マスカーニ カヴァレリア・ルスティカーナ
レオンカヴァッロ 道化師
指揮 パオロ・カリニャーニ
演出 田尾下 哲
清水華澄(サントゥッツァ)、大澤一彰(トゥリッドゥ)、松本進(アルフィオ)、澤村翔子(ローラ)、片寄純也(カニオ)、高橋絵理(ネッダ)、上江隼人(トニオ) 他
日本人演出家の多くが、演出とは「物語を舞台の上でどのように展開させるか」としか認識していないのではないかと思える節がある。その際、原典(物語そのもの)はベースであり、不可侵であり、そこにメスを入れるのを極力避けたがる。日本人がオペラを演出すると、大抵がオーソドックスになってしまうのは、そのせいであると私は思う。
一方で、外国人演出家の場合、演出とは「作品の奥底から何が見えるか、それを踏まえて自分は何を訴えたいか」を表現する強烈な自己アピールの手段である。だから、原典を単なる踏み台にしてしまうことについて、遠慮がなく躊躇がない。

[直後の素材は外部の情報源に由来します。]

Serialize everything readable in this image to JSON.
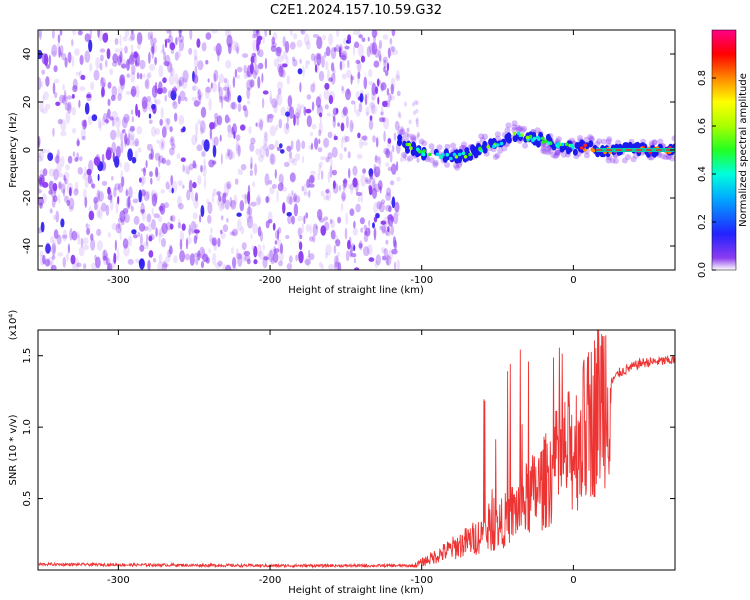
{
  "title": "C2E1.2024.157.10.59.G32",
  "colors": {
    "snr_line": "#ee3333",
    "low_amp": "#8c3cf0",
    "axis": "#000000"
  },
  "chart_data": [
    {
      "type": "heatmap",
      "xlabel": "Height of straight line (km)",
      "ylabel": "Frequency (Hz)",
      "xlim": [
        -353,
        67
      ],
      "ylim": [
        -50,
        50
      ],
      "xticks": [
        -300,
        -200,
        -100,
        0
      ],
      "yticks": [
        -40,
        -20,
        0,
        20,
        40
      ],
      "colorbar": {
        "label": "Normalized spectral amplitude",
        "range": [
          0,
          1
        ],
        "ticks": [
          "0.0",
          "0.2",
          "0.4",
          "0.6",
          "0.8"
        ],
        "colormap": "rainbow"
      },
      "noise_region_x": [
        -353,
        -115
      ],
      "signal_track": {
        "x": [
          -115,
          -110,
          -100,
          -90,
          -80,
          -70,
          -60,
          -50,
          -40,
          -30,
          -20,
          -10,
          0,
          10,
          20,
          67
        ],
        "freq": [
          4,
          2,
          -1,
          -2,
          -3,
          -2,
          1,
          2,
          7,
          5,
          4,
          2,
          1,
          1,
          0,
          0
        ]
      }
    },
    {
      "type": "line",
      "xlabel": "Height of straight line (km)",
      "ylabel": "SNR (10 * v/v)",
      "y_multiplier": "(x10⁴)",
      "xlim": [
        -353,
        67
      ],
      "ylim": [
        0.0,
        1.68
      ],
      "xticks": [
        -300,
        -200,
        -100,
        0
      ],
      "yticks": [
        "0.5",
        "1.0",
        "1.5"
      ],
      "trend": {
        "x": [
          -353,
          -200,
          -105,
          -90,
          -70,
          -50,
          -35,
          -20,
          -10,
          0,
          10,
          20,
          30,
          45,
          67
        ],
        "y": [
          0.04,
          0.03,
          0.03,
          0.1,
          0.2,
          0.3,
          0.45,
          0.6,
          0.75,
          0.85,
          1.0,
          1.25,
          1.38,
          1.45,
          1.47
        ]
      }
    }
  ]
}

以上の傾向については、賛否もあるだろうし、好き嫌いもあるだろう。だが、私自身は後者のやり方を支持する。(目を覆いたくなるやり過ぎ・行き過ぎ演出はいかがなものか、とは思うが。)
そんなわけなので、私は基本的に日本人演出家が手掛けたオペラの舞台に、過度の期待を抱かない。
だが、時々、「作品から何が見えて、そこで何を訴えたいのか」がしっかりと主張された演出に出くわすことがあって、その時は嬉しくなる。
今回の演出がそうだった。
一曲目のカヴァレリア。演出家の出発点は、「なぜ、シチリア島の片田舎で、このような悲劇が起きたのか」であった。原因を徹底的に探ったのではないかと推測する。その結果として演出家が見えたものは、中心となる人物の四角関係に至った経緯と、それらを取り巻く閉鎖化した村社会の構図であった。
この構図について、群衆、装置(斜めに傾いた壁)、小道具(椅子や机)を使い、形象化をひたすら試みる。
一連のアプローチが鬱陶しく煩わしいと感じた人もいたかもしれない。だが、これこそが演出家の主張なのである。
二曲目の道化師も同様。
演出家にとって、この物語は非常に劇画的であり、作り物的であり、それはあたかも昼下がりの三面記事ドラマのように思えたに違いない。テレビカメラの向こうにしか存在しない安っぽくて大げさなドラマ。そこに、女優とプロデューサー(またはディレクター)の不倫関係を織り交ぜ、現実と虚構をテレビ業界の中で上手く交錯させた。
これはもう、レオンカヴァッロのオペラ「道化師」ではなく、演出家の独自の解釈による新たな物語の創造である。だからこそ、カニオはトニオに殺され、本来カニオのセリフである「喜劇はこれで終わりです。」をトニオに言わせるという衝撃のラストシーンを事もなげに創ってしまえるのだ。
作品の深い読込みと洞察によって成し遂げられたこれらの読替え。私は大いに評価しようと思う。
二期会の歌手達は、良く歌い、良く演技をし、熱演だった。特に、道化師のチームについては、演出の意図をしっかり汲み取っていたので、舞台に迫力が備わり、見ていて大いに引き込まれた。
一方で、カヴァレリアでアルフィオを歌ったバリトン歌手は、不安定さを露呈して大失敗。緊張したからだと思うが、プロである以上、言い訳は許されない。
指揮のカリニャーニは、センス抜群。歌に寄り添いながら、イタリア人らしい情熱で音楽を見事に取り仕切っていた。フランクフルト・オペラの音楽監督を10年も務めたキャリアはダテじゃない。